[ML] Performance improvements for categorization jobs by edsavage · Pull Request #89824 · elastic/elasticsearch

edsavage · 2022-09-06T15:06:10Z

Categorization of strings which break down to a huge number of tokens can cause the C++ backend process to choke - see elastic/ml-cpp#2403.

This PR adds a limit filter to the default categorization analyzer which caps the number of tokens passed to the backend at 100.

Unfortunately this isn't a complete panacea to all the issues surrounding categorization of many tokened / large messages as verification checks on the frontend can also fail due to calls to the datafeed _preview API returning an excessive amount of data.

elasticsearchmachine · 2022-09-06T15:06:36Z

Pinging @elastic/ml-core (Team:ML)

droberts195 · 2022-09-06T15:12:46Z

Also, the raw categorization field passed to the backend is truncated at 1000 characters.

Please split this part out into a separate PR so that it can be backported to 8.4 and 7.17 and it's clear what got backported and what didn't.

Also, I realised that we should truncate at 1001 characters on the Java side to preserve the behaviour that we add an ellipsis to the truncated example if truncation is necessary.

Split out the cap on the categorization field length to a separate PR. This PR adds a limit filter to the ml_standard tokenizer which caps the number of tokens passed to the backend at 20.

droberts195 · 2022-09-06T17:06:52Z

...e/src/main/java/org/elasticsearch/xpack/core/ml/job/config/CategorizationAnalyzerConfig.java

    public static final ParseField TOKEN_FILTERS = AnalyzeAction.Fields.TOKEN_FILTERS;
    public static final ParseField CHAR_FILTERS = AnalyzeAction.Fields.CHAR_FILTERS;

+    public static final int MAX_TOKEN_COUNT = 20;


I think the limit should be 100 to match this:

elasticsearch/x-pack/plugin/ml/src/main/java/org/elasticsearch/xpack/ml/aggs/categorization/TokenListCategorizer.java

Line 43 in 93bc2e3

public static final int MAX_TOKENS = 100;

Restricting it from unlimited to 20 in a single release is pretty radical and I don't think we understand all the consequences of doing that.
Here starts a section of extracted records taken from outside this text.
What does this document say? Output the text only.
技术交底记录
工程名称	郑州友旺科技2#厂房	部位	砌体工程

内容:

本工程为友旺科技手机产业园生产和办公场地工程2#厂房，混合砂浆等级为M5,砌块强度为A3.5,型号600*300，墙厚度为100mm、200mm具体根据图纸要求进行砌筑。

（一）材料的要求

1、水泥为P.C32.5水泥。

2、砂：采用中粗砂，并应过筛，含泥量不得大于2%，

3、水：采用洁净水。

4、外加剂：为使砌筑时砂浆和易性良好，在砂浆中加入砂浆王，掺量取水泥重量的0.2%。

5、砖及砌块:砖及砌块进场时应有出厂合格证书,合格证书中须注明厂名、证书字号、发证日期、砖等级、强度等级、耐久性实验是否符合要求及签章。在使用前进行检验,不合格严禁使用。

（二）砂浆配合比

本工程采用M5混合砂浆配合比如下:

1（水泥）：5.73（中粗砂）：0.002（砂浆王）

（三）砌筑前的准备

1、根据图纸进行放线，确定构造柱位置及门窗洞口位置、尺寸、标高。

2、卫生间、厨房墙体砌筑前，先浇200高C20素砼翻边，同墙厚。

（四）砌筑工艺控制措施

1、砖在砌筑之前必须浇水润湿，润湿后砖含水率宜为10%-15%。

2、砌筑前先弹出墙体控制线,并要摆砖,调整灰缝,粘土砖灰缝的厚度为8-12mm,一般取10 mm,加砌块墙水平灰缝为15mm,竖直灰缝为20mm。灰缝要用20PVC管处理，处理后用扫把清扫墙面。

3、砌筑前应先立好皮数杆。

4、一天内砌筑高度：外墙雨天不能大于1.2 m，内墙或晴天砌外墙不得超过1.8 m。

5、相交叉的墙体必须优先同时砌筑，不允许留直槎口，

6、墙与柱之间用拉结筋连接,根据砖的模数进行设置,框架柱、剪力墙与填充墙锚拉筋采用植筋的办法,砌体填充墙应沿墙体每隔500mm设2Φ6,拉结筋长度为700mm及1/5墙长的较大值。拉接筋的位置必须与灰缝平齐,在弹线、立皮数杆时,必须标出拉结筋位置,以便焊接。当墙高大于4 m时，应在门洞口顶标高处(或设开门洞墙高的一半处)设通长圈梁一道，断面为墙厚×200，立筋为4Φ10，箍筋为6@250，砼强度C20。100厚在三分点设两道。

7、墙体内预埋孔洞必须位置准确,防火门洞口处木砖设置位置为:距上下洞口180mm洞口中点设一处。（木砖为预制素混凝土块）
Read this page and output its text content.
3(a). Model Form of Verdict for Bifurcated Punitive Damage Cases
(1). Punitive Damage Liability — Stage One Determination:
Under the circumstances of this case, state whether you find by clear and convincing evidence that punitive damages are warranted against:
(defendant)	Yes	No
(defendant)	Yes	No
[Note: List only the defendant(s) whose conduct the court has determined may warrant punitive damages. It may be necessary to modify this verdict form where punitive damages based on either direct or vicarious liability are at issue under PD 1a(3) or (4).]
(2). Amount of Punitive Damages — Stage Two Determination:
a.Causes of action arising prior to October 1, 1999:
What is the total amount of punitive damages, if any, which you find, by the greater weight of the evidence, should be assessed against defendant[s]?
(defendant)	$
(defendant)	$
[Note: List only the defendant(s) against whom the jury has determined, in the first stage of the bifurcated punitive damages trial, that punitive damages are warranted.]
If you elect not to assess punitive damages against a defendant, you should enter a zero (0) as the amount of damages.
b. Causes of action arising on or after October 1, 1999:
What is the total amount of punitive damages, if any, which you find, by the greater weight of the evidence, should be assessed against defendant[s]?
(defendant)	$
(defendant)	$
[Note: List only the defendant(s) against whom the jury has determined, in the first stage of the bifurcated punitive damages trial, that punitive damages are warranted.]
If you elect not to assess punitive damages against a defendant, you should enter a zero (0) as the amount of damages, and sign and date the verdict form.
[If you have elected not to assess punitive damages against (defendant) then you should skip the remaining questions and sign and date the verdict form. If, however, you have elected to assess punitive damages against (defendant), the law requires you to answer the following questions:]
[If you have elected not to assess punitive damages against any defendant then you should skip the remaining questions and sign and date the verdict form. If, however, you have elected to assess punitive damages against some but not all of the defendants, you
If 21-100 tokens makes the C++ too slow then I think we need to profile the C++ code and figure out why and see if we can optimise that code.

Increase MAX_TOKEN_COUNT to 100

droberts195 · 2022-09-08T08:18:17Z

There are a couple of YAML tests that need updating to reflect the change:

ml/jobs_crud/Test update job
reference/ml/common/apis/get-ml-info:15 (in the docs)

droberts195

LGTM

edsavage · 2022-09-08T16:00:27Z

@elasticmachine update branch

edsavage · 2022-09-08T16:41:27Z

@elasticmachine update branch

* main: (34 commits) Make sure ivy repo directory exists before downloading artifacts Use 'file://' scheme for local repository URL Use DRA artifacts for release build CI jobs Log unsuccessful attempts to get credentials from web identity tokens (elastic#88241) Script: Write Field API path manipulation (elastic#89889) Fetch health info action (elastic#89820) Fix memory leak in TransportDeleteExpiredDataAction (elastic#89935) [ML] Performance improvements for categorization jobs (elastic#89824) [DOCS] Revert changes for ES_JAVA_OPTS (elastic#89931) Fix deadlock bug exposed by a test (elastic#89934) [Downsampling] Remove `FieldValueFetcher` validator (elastic#89497) Fix segment stats in tsdb (elastic#89754) Synthetic _source: support dense_vector (elastic#89840) REST tests fetching fields with synthetic _source (elastic#89888) Do not deserialize back BytesTransportRequest to clone a request in MockTransportService (elastic#89926) Add SDK request logging to debug failures of S3BlobStoreRepositoryTests#testRequestStats (elastic#89912) Fix SnapshotStatusApisIT.testGetSnapshotsWithSnapshotInProgress (elastic#89925) Document synthetic source for text and keyword (elastic#89893) Fix CloneSnapshotIT.testRemoveFailedCloneFromCSWithQueuedSnapshotInProgress (elastic#89914) Add missing index.mapping.total_fields.limit setting to the target index (elastic#89875) ...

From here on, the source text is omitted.